Para quem pensava que a crise afetava só indústrias, Bolsas e PIBs, atenção! Um estudo norteamericano provou, sem melosamente apelar para o direito à vida, por que agora, mais do que nunca, é necessário abolir a pena de morte.

Se isso é desconcertante, os números-argumento do estudo são ainda mais: o governo dos EUA poderia economizar - pasmem - US$ 25 milhões por criminoso executado! O Centro de Informação da Pena de Morte chegou a essa conclusão em relatório publicado hoje e defende que a pena não só é um desperdício, como também não é garantia de redução da criminalidade.

Quanto ao dinheiro, o valor ultrapassaria o acima, chegando até 100 milhões, ao se considerar os vários anos de processo na justiça e os atuais 3297 presos na fila de espera. A Califórnia, por exemplo, gasta US$137 milhões por ano com isso e não realizou uma execução em quase quatro anos. E US$ 250 milhões do condado de West Orange já foram ralo abaixo sem trazer resultados positivos.

Apesar disso, 65% dos norteamericanos apoiam a sentença para punir os criminosos mais perigosos; tanto é que em 35 dos 50 Estados a pena é legalizada.

Por outro lado, o índice caiu bastante desde 1976, quando era de 80%, e apenas 12 Estados fazem uso frequente da lei. Onze outros reconsideraram-na este ano, principalmente por causa do - tcharam! - alto custo da implementação. O Novo México deu tchau à pena em março, o Colorado chegou perto e New Hampshire a suspendeu por um mês para economizar. Por fim, a taxa de assassinatos caiu em Nova Jersey após a abolição ano retrasado.

*A pena de morte foi restabelecida pela Corte Suprema dos EUA em 1976 e desde então foram executados 1.176 condenados, 441 deles no estado do Texas.

Detalhe: quem dera se essa pesquisa tivesse sido exposta ano passado, quando o número de presos executados foi o dobro do em 2007: 2390, além de outros 8864 condenadas em 52 países. E adivinhem onde foi a maioria: na China (mas isso já merece outro post).

HA! E no meio dessa história toda, o acusado de estupro e assassinato Romell Broom realizou a façanha de, 25 anos após o crime, conseguir sobreviver a 18 injeções letais!
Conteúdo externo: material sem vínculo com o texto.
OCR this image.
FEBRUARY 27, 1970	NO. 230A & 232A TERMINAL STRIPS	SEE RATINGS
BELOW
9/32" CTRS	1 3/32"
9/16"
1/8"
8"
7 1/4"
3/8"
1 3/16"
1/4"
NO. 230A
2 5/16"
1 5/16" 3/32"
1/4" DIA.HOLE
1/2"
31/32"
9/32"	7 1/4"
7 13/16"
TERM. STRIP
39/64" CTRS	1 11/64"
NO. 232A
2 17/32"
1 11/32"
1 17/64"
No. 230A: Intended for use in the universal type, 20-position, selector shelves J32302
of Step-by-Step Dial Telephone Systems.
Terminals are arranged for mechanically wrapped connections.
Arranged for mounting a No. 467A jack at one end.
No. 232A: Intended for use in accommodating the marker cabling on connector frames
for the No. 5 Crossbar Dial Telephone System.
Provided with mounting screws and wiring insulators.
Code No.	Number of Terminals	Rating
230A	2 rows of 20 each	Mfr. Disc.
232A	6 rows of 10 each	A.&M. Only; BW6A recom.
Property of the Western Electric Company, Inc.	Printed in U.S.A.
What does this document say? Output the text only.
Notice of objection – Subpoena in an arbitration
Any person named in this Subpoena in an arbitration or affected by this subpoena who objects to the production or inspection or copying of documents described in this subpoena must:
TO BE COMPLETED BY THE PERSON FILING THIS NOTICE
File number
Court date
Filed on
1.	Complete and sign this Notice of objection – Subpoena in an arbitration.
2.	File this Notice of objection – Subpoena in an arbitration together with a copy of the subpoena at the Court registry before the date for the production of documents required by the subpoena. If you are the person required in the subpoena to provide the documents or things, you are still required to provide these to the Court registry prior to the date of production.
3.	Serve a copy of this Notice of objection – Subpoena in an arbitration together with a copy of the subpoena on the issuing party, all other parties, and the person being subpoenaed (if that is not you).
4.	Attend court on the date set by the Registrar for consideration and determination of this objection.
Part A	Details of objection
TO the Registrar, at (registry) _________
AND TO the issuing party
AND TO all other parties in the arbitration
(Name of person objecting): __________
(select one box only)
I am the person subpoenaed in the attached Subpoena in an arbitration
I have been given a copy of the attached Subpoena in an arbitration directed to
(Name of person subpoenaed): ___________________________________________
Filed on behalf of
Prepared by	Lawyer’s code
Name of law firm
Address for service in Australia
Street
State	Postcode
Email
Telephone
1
Isso porque os médicos não conseguiam achar a veia, daí pega o outro braço, tenta a perna, e depois de 29 minutos desistem. Agora o problema é o que fazer com o cara, que ou vai de novo para a execução, ou segue para a prisão perpétua ou, por esforço dos advogados, é libertado - afinal, a Constituição foi violada, uma vez que a morte, que era para ser rápida e indolor, foi transformada em uma sessão de tortura (sem contar que a Suprema Corte tinha concluído recentemente, por sete votos a dois, que a injeção letal é uma forma humana de se matar um criminoso). Broom não foi único a sobreviver: em 1946, um assassino de 17 anos resistiu a um choque de 2,5 mil volts na cadeira elétrica - e só foi morto um ano depois.